Peter Cheese, chief executive of the CIPD, comments: “There is still far too great a gap between top earners and the rest of the workforce. Average pay has stagnated whilst top CEO reward has grown, despite overall slow economic growth and very variable business performance. Excessive pay packages awarded by remuneration committees represent a significant failure in corporate governance and perpetuate the idea of a ‘superstar’ business leader when business is a collective endeavor and reward should be shared more fairly. This imbalance does nothing to help heal the many social and economic divides facing the country.
“Stakeholders of all kinds, including many shareholders, are looking for significant shifts in corporate cultures and behaviours. Evolving the RemCo to become a broader people and culture committee would help boards focus on and gain deeper understanding of the organisational, cultural, and people aspects of their business, and the opportunities and risks they pose. By better reflecting the value, contribution, diversity and well-being of our workforces in corporate governance and reporting, we can help restore trust in business and drive better business outcomes for everyone.”
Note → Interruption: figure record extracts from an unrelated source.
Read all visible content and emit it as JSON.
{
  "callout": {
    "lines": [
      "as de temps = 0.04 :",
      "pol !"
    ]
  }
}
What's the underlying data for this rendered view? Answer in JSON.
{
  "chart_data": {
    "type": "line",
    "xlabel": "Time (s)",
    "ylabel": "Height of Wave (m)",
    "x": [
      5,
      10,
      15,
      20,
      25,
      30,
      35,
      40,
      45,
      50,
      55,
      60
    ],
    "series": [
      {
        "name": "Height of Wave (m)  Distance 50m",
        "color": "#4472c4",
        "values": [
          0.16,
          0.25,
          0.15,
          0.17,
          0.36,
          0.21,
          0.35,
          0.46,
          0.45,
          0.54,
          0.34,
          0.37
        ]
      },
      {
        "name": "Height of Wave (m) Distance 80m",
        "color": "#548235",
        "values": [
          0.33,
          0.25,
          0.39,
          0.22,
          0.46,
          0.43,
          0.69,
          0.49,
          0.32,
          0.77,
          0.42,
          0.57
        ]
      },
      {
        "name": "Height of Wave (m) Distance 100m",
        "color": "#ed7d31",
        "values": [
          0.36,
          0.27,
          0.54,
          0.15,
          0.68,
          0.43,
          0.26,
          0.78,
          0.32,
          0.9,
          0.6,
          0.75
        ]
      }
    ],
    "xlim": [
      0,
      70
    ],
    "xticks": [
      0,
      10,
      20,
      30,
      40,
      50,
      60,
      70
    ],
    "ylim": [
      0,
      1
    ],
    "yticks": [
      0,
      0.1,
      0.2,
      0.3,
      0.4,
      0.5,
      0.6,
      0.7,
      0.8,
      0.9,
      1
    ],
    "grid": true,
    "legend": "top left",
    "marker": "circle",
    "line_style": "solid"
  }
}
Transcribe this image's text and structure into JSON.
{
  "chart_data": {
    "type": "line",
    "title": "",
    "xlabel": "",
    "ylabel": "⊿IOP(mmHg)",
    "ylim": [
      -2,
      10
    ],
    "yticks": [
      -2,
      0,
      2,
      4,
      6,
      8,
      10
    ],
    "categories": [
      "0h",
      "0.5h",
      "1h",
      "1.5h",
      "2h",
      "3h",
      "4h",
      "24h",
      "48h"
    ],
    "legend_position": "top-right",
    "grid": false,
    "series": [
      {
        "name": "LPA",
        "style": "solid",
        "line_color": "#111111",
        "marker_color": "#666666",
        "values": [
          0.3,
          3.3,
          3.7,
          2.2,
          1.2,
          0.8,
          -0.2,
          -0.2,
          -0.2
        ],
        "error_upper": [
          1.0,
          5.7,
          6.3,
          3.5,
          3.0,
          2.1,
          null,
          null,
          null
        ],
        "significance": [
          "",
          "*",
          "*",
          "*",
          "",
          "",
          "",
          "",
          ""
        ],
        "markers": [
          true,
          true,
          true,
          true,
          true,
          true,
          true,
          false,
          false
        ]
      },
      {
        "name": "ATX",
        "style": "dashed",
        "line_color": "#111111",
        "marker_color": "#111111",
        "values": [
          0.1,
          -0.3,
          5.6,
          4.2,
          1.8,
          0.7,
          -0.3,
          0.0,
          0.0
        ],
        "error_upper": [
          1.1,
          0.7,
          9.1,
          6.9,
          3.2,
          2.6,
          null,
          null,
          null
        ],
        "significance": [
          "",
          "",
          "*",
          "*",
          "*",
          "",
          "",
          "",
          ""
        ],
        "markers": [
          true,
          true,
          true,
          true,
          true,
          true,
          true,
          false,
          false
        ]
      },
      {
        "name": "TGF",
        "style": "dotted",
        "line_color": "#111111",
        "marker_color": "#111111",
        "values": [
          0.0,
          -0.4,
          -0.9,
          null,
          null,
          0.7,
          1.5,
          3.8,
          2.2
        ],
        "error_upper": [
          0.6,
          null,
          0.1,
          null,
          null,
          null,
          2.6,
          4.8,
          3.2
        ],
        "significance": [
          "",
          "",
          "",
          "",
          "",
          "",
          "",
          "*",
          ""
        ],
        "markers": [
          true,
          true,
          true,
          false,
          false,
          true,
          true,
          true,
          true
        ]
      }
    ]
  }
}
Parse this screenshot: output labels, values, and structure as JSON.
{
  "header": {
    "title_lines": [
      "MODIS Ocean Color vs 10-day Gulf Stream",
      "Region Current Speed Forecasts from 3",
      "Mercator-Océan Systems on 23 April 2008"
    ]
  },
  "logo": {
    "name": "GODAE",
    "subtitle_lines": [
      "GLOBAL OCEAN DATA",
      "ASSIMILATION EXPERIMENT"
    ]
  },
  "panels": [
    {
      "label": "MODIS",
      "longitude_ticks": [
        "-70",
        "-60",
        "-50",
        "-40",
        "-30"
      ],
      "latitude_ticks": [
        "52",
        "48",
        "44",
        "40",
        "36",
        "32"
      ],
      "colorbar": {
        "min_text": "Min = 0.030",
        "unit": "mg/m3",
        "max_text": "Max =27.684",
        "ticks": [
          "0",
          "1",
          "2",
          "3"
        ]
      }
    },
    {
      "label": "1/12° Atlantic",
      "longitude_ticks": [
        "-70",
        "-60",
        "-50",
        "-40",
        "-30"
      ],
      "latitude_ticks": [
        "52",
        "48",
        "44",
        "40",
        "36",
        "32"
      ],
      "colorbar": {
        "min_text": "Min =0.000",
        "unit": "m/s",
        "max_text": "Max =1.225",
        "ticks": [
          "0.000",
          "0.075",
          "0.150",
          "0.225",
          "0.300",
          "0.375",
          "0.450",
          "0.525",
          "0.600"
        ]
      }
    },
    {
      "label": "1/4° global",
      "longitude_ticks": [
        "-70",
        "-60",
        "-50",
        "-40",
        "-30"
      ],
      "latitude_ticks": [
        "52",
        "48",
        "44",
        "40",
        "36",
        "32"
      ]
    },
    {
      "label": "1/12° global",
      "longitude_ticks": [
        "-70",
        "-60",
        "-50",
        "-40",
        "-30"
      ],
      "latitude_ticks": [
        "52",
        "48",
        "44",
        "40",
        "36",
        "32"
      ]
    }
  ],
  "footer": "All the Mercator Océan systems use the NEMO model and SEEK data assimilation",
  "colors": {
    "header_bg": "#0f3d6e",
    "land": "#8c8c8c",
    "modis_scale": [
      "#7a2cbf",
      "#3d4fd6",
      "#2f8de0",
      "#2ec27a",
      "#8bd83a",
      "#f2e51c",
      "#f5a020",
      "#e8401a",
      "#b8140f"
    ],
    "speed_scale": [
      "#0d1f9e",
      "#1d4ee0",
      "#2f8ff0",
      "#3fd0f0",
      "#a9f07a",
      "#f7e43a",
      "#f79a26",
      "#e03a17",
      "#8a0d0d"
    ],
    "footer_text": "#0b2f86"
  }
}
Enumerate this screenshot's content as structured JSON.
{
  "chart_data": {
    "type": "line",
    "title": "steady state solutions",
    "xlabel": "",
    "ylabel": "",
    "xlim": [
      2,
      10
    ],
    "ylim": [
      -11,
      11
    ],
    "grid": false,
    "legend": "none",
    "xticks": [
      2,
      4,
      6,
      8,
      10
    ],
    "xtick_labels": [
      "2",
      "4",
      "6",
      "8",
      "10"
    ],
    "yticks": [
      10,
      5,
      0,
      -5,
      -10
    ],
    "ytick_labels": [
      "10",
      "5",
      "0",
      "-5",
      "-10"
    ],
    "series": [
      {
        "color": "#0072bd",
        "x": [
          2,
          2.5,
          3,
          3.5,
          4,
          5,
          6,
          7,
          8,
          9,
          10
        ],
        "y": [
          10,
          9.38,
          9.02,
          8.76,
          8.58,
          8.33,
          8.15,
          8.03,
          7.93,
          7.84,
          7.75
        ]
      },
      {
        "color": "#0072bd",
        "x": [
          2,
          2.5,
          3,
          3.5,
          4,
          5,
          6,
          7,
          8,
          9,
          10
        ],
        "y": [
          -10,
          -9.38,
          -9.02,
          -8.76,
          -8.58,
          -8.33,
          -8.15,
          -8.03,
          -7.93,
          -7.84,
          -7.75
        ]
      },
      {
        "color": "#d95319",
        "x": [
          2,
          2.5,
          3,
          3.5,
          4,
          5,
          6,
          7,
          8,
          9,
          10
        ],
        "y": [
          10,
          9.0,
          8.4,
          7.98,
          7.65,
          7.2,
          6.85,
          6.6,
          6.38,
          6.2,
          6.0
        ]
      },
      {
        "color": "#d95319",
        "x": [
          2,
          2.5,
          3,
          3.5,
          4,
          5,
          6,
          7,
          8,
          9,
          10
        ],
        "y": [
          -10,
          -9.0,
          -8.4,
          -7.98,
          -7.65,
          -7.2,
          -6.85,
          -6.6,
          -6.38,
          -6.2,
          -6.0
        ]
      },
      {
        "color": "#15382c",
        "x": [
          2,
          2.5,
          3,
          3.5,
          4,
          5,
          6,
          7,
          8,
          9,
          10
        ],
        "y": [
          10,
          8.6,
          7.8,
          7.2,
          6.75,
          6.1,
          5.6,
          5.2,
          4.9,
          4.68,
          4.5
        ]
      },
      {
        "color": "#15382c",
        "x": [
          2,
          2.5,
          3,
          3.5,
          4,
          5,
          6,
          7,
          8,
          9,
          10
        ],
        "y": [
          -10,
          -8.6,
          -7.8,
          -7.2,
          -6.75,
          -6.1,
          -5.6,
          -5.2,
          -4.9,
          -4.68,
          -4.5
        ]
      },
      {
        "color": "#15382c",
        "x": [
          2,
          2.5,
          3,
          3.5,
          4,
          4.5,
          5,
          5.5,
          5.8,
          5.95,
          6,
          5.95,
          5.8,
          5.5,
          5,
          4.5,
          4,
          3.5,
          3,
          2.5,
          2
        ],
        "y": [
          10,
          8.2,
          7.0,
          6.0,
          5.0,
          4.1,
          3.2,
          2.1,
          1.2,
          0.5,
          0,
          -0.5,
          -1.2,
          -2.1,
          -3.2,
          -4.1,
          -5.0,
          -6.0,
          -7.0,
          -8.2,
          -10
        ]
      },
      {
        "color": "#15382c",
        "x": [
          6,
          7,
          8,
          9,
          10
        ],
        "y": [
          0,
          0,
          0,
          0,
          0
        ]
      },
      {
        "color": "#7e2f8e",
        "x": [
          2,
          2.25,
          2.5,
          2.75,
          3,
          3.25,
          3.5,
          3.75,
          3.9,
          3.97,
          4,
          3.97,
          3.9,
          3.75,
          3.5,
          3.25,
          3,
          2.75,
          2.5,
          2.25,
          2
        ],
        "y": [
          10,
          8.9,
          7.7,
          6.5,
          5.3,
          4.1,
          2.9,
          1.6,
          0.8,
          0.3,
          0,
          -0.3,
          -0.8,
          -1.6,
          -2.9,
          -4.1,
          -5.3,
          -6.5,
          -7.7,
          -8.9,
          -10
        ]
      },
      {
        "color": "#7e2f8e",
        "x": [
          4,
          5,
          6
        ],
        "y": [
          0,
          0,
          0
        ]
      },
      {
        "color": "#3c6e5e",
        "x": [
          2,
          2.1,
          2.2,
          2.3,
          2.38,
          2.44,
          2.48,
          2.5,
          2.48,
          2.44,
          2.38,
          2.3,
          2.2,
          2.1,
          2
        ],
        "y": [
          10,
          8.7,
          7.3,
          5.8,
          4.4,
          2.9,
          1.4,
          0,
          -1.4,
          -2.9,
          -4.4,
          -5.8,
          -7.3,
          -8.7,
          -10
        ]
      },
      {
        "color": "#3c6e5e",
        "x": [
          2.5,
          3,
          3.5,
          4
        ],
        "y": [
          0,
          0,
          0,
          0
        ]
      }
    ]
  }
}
Luke Hildyard, Director of the High Pay Centre, said: “Excessive executive pay represents a massive corporate governance failure and is a barrier to a fairer economy. Corporate boards are too willing to spend millions on top executives without any real justification, while the wider workforce is treated as a cost to be minimised. To raise living standards, we need growth and innovation, but also to ensure that growth is fairly distributed. CEO pay packages 133 times the size of the average UK worker suggest we could do a lot better in this respect.”
The refocused and potentially renamed RemCo would act as a champion for the importance of culture at board level, an issue which has been highlighted in revisions to the UK Corporate Governance Code. In addition to new executive pay transparency measures, the updated Code, effective from 1 January 2019, places an increased emphasis on company purpose and values as drivers of corporate governance. Some of the key responsibilities that the CIPD and High Pay Centre recommend for the PACC include:
- Evaluating the impact of the company’s reward practices throughout the organisation, ensuring that sustainable performance, including societal and environmental impact, are included as key considerations in deciding remuneration and award. For example, by examining whether pay and benefits are aligned with the company’s purpose; whether they incentivise appropriate behaviours and performance; and whether differences in pay and reward levels from top to bottom are fair and proportionate.
- Responsibility for setting, monitoring and reviewing remuneration and compensation payments for executive directors, chairman and board members, as well as overseeing succession planning and the development of long-term executive capability within the organisation.
- Drawing on reliable and up-to-date information from HR teams about workforce demographics and changes, people management practices and organisational culture in order to ensure that company culture and the well-being of the workforce are consistent with the long-term strategy and purpose.
- Setting out strategic objectives in relation to organisational culture and people management, designed to ensure the long-term success and sustainability of the company as well as ensuring that the long-term well-being and development of the workforce and organisation forms an integral part of business strategy.